NEWARK, N.J.—The Newark teachers union has tentatively agreed to a new contract that includes the placement of video cameras in classrooms.

If the contract is approved, school administrators would be allowed to install cameras in classrooms to provide coaching and support for teachers,  according to NJ Spotlight. Unfortunately the contract explicitly states that video footage “shall not be used for any evaluative or disciplinary purposes.”

What a ridiculous provision. We can’t believe school district negotiators accepted it.

Security cameras have often been key tools in stopping child abuse. Many districts have cameras installed in classrooms, school hallways and buses. More often than not, the footage shows routine behavior. However, in rare cases, cameras can record instances of abuse, as was the case this week when a Broward County, Florida school bus attendant was caught allegedly choking an autistic child.

In such instances, it would be ridiculous and a disservice to the safety of students to disregard video footage.

It would also be a huge waste of a valuable resource to keep cameras out of the teacher evaluation process.

Newark Teachers Union President Joseph Del Grosso said he was concerned the cameras could be used to record unsuspecting teachers, which was why he was opposed to using video footage as an evaluative tool.

“We didn’t want to go to the point of evaluation at this point in time,” said Del Grosso, reasoning that “Technology has its good side and its bad.”

But many are questioning what good teachers have to fear.

Currently, teachers know well in advanced when they will be evaluated and prepare accordingly.  The evaluation process would be far more meaningful if teachers knew they could be evaluated at any given moment by camera. Such a system would provide the most accurate assessment of how a teacher performs on a day-to-day basis.

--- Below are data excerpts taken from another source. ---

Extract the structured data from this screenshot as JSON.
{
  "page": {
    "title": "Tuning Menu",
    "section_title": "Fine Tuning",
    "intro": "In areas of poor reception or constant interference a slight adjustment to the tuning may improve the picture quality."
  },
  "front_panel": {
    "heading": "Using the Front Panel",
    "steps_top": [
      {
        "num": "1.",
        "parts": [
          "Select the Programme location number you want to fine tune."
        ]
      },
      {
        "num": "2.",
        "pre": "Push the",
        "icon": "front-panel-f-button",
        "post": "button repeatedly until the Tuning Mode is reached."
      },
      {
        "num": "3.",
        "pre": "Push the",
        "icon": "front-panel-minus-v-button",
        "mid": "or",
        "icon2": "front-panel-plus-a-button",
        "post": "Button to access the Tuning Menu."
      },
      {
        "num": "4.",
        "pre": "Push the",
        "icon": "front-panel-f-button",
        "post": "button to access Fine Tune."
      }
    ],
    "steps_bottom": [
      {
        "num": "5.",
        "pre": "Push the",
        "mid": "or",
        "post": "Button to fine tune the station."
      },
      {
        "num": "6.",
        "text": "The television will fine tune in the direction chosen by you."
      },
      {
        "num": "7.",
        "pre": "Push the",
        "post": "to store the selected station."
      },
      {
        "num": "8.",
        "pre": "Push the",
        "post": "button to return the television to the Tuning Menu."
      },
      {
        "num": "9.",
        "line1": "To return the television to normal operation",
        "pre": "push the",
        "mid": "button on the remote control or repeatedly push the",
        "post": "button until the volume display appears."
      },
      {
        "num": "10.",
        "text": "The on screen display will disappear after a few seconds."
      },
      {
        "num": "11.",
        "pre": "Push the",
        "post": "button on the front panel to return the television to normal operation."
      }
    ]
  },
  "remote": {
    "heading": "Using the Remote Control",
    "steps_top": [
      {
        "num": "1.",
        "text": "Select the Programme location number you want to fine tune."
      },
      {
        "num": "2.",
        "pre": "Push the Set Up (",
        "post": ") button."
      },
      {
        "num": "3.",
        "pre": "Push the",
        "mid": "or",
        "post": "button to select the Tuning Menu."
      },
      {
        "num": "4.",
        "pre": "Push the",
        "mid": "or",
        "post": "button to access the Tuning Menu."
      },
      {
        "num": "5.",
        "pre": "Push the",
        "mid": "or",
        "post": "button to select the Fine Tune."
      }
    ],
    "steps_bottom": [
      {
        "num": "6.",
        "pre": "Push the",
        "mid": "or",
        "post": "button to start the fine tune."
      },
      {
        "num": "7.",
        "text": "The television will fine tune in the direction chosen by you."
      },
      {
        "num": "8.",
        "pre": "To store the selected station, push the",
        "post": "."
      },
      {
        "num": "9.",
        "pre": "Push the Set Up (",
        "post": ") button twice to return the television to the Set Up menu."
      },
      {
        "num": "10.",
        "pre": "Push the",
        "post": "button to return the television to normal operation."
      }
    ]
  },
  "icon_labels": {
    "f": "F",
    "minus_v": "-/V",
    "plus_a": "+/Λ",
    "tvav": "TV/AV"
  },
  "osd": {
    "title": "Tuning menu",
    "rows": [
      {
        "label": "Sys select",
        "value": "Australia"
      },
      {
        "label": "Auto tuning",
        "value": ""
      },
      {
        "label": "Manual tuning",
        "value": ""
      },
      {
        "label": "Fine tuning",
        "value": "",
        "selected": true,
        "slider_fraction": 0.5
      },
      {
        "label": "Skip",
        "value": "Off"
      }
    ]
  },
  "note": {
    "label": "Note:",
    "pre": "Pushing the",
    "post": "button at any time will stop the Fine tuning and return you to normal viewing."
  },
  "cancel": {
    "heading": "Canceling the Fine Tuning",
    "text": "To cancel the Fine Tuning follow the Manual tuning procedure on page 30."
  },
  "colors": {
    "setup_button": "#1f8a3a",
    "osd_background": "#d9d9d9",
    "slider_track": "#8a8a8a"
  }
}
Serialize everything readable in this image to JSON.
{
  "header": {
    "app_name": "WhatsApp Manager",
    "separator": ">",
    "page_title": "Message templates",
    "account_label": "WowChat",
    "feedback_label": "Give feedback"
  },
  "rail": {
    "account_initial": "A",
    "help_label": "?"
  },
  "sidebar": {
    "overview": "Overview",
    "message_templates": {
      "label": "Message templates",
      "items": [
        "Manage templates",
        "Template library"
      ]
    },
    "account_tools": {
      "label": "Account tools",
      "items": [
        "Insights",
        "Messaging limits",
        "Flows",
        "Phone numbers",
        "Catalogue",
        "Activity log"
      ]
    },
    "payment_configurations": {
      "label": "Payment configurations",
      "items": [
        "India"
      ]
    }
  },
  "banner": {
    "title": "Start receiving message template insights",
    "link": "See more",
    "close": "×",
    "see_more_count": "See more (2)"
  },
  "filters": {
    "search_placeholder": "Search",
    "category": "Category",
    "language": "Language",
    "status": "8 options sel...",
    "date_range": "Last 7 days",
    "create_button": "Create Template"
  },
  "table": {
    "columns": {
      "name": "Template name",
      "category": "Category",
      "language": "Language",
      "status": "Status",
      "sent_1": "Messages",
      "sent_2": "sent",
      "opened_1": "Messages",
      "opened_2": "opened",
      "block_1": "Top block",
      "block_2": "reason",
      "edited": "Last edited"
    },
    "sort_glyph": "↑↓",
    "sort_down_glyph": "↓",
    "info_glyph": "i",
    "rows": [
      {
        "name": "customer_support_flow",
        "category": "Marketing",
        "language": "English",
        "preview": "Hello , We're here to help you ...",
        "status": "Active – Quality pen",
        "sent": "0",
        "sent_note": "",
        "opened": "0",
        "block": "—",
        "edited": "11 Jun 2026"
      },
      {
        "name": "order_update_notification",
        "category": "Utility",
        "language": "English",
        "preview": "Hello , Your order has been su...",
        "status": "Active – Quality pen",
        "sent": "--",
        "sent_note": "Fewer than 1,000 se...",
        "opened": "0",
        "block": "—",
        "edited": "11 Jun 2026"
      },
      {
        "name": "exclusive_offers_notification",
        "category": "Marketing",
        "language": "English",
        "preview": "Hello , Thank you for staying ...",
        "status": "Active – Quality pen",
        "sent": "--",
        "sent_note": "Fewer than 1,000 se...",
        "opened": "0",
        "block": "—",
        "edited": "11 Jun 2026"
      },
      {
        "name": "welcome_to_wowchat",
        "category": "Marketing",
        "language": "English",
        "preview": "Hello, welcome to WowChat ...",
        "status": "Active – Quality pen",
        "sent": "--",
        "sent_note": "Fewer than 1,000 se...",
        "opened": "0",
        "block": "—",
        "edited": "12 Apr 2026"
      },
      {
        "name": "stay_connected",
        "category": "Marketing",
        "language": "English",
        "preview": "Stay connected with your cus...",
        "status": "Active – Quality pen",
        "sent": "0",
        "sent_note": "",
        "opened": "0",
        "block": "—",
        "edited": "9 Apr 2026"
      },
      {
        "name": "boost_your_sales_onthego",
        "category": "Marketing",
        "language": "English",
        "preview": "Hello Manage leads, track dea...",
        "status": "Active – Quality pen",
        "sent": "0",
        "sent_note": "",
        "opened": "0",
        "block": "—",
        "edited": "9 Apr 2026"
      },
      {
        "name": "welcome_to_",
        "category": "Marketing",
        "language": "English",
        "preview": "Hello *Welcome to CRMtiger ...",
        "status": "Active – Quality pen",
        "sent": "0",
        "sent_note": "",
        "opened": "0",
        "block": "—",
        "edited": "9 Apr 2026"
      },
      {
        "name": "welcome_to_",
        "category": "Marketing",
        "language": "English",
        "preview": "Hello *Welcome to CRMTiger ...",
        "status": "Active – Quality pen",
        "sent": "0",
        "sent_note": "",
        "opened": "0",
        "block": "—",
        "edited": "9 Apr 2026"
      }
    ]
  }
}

So now the unions have told us we can’t measure teacher performance by measuring how much students learn, or by watching videotapes of the teacher in action.

Just how are we supposed to hold teachers accountable? Wait a minute. Maybe that’s the point. Their union doesn’t want them held accountable by all.

The proposed contract, made public on Oct. 18, will go to the union membership for a ratification vote Wednesday.